The world around us is moving faster and faster and the type of skills that we need keep changing at a pace that is faster today than it was five years ago. The average lifetime all right the average time any particular skill stays relevant today is about five years that's down from eight years uh was eight years 20 years ago so going down soon it's going to drop under the time it takes to get a degree in the first place which means that by definition the moment you get into university by the time you're out whatever you learned is on average already obsolete now
The world of work is realizing this, which is why 76% or so of employers are already using skill-based hiring. They're starting to move away from degrees and you're starting to see a bigger move towards micro-credentials, which is the idea that, okay, we just need to know if you have this one particular skill so that you can do the job today.
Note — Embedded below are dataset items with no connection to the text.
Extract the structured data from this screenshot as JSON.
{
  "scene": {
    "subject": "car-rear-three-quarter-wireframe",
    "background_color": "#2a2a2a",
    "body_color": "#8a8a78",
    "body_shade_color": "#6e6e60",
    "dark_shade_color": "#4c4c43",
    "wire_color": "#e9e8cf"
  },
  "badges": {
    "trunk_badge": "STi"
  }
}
But I would argue that That is trying to take an existing type of solution, which is degrees and certificates, and putting it into a world that is now fundamentally different. The difference being that the entire system that we built was built for a world of information scarcity.
The best way to try and pass on the knowledge, figure out how to educate everyone else was to find the one person that had the knowledge or could read when you go back hundreds of years, and then spread that knowledge to 100, 200, 300, as many people as possible in the same, in one go. But that's why you have a lecture format. One person standing in front of a maximum amount of people to distribute the knowledge. Because information scarcity was our problem.
It was hard to get to that information. We now have the opposite problem. We are overloaded with information. And actually, the skill is to try and figure out what information do I pay attention to? And there are entirely different models.
So again, if we move towards engineering and we try and figure out how does a CTO hire today, a great GitHub profile or a great Stack Overflow profile will get you more interviews than a degree from MIT today. So how many of you are, well, I guess most people know the name GitHub. No? Yeah, quite a few. How many of you are familiar with Stack Overflow? OK, well, we've got a fairly engineering-heavy room, which is good.
Basically, the entire Stack Overflow model is based on great questions and great answers. And the idea here is that there are different ways, micro signals, that we can bundle together into a profile, which then allows us to evaluate if someone is competent at a particular skill or if they are not. And actually, at Mindstone, we are working at something exactly like that, which is can we go and find these micro signals of individuals across non-engineering disciplines, so consulting, customer support, human resources, lawyers, whatever you are. And can you take those micro signals, transform them into a profile so that that profile becomes or is a clear representation of the skills that you have, which employers can then hire from.
Now, this is a live or die situation for companies today.
42% of business tasks will be automated by 2027, and 60% to 70% of skills or time spent of employees today is already fully automatable with the technology we have here, which means that the ability for companies to shift the way they hire, to figure out how their employees stay relevant rather than getting rid of them in different ways is going to be extremely important as we go to the next step.
And as paraphrasing Gibson's, the future of skills is already here. It is just unevenly distributed.
Engineers have been living in the future all this time, and we can learn a lot from it. So I hope that was useful.